Ya me cansé de recibir portazos en la cara, ya me cansé de lanzarme siempre al vacío con los ojos cerrados, los brazos abiertos y hacerme trizas al caer.
De todo lo que podía pasar, pasó lo peor. Sí, lo sé, era una opción y cruelmente fue la más dolorosa. Cómo pude creer que esto podía salir bien si toda la vida todo me ha salido mal?
Confirmo, una vez más, que la vida fue, es y será la peor mierda conmigo. Me sentí la más estúpida del mundo, quería que la tierra me tragara, quería desaparecer, salir corriendo.
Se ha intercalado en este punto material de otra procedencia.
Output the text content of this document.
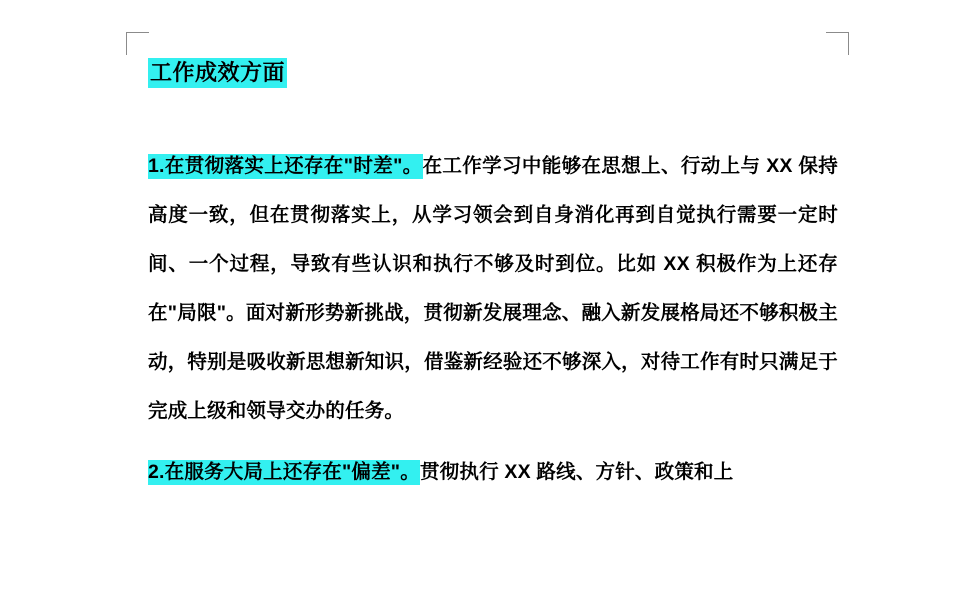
工作成效方面

1.在贯彻落实上还存在"时差"。在工作学习中能够在思想上、行动上与 XX 保持高度一致，但在贯彻落实上，从学习领会到自身消化再到自觉执行需要一定时间、一个过程，导致有些认识和执行不够及时到位。比如 XX 积极作为上还存在"局限"。面对新形势新挑战，贯彻新发展理念、融入新发展格局还不够积极主动，特别是吸收新思想新知识，借鉴新经验还不够深入，对待工作有时只满足于完成上级和领导交办的任务。

2.在服务大局上还存在"偏差"。贯彻执行 XX 路线、方针、政策和上
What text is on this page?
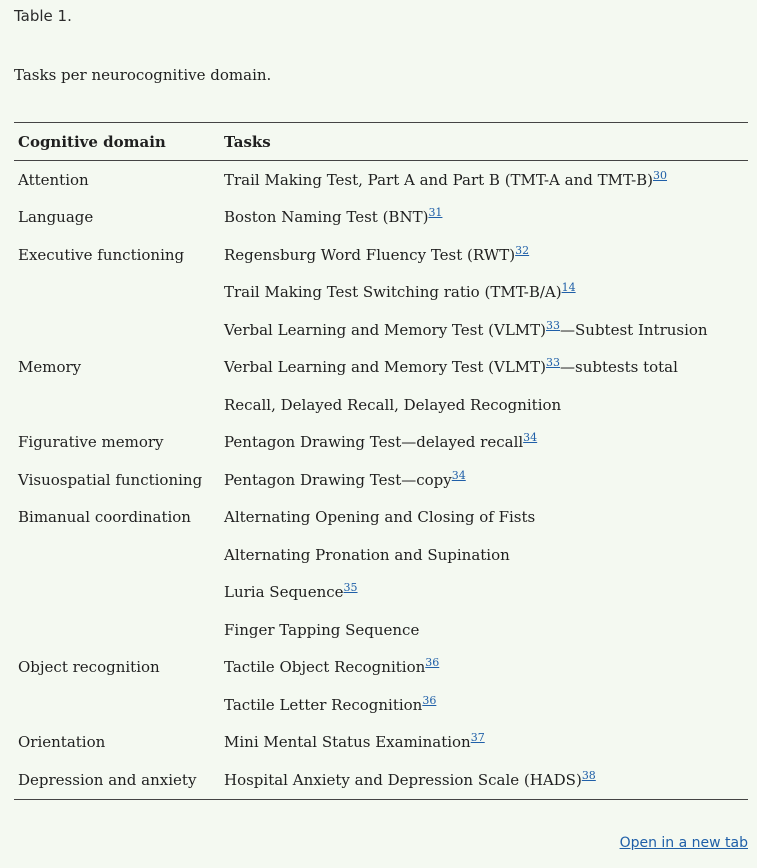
Table 1.

Tasks per neurocognitive domain.

Cognitive domain	Tasks
Attention	Trail Making Test, Part A and Part B (TMT-A and TMT-B)$^{30}$
Language	Boston Naming Test (BNT)$^{31}$
Executive functioning	Regensburg Word Fluency Test (RWT)$^{32}$
	Trail Making Test Switching ratio (TMT-B/A)$^{14}$
	Verbal Learning and Memory Test (VLMT)$^{33}$—Subtest Intrusion
Memory	Verbal Learning and Memory Test (VLMT)$^{33}$—subtests total
	Recall, Delayed Recall, Delayed Recognition
Figurative memory	Pentagon Drawing Test—delayed recall$^{34}$
Visuospatial functioning	Pentagon Drawing Test—copy$^{34}$
Bimanual coordination	Alternating Opening and Closing of Fists
	Alternating Pronation and Supination
	Luria Sequence$^{35}$
	Finger Tapping Sequence
Object recognition	Tactile Object Recognition$^{36}$
	Tactile Letter Recognition$^{36}$
Orientation	Mini Mental Status Examination$^{37}$
Depression and anxiety	Hospital Anxiety and Depression Scale (HADS)$^{38}$
Open in a new tab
Estaba triste, bastante triste.
Me morí un poco, no había hecho mas que llorar y dormir.
Me dolió.
Sólo quise llorar y que cada lágrima borre un poquito mi dolor.
Estaba resignada a no esperar nada de la vida, del destino, del universo, ni de algún ser superior.
Estuve en el limbo una vez más, por un par de días, quizás 3.
Como siempre, cada vez que la vida me hace caer, termina pateándome en el suelo.
Sí, me morí un poco pero reviví, como hacemos los valientes, los tercos, los masoquistas que, a pesar de todo, seguimos creyendo en el amor.
Esta vez cerré un capítulo en mi vida, nunca entenderé por qué tuvo que ser tan cruel toda esta situación, pero ya está, pasó, ahora tengo el corazón en la espalda, como una mochila... y yo...sigo caminando, no sé hacia qué dirección pero sigo para no mirar atrás ni retroceder ni hundirme en el pasado.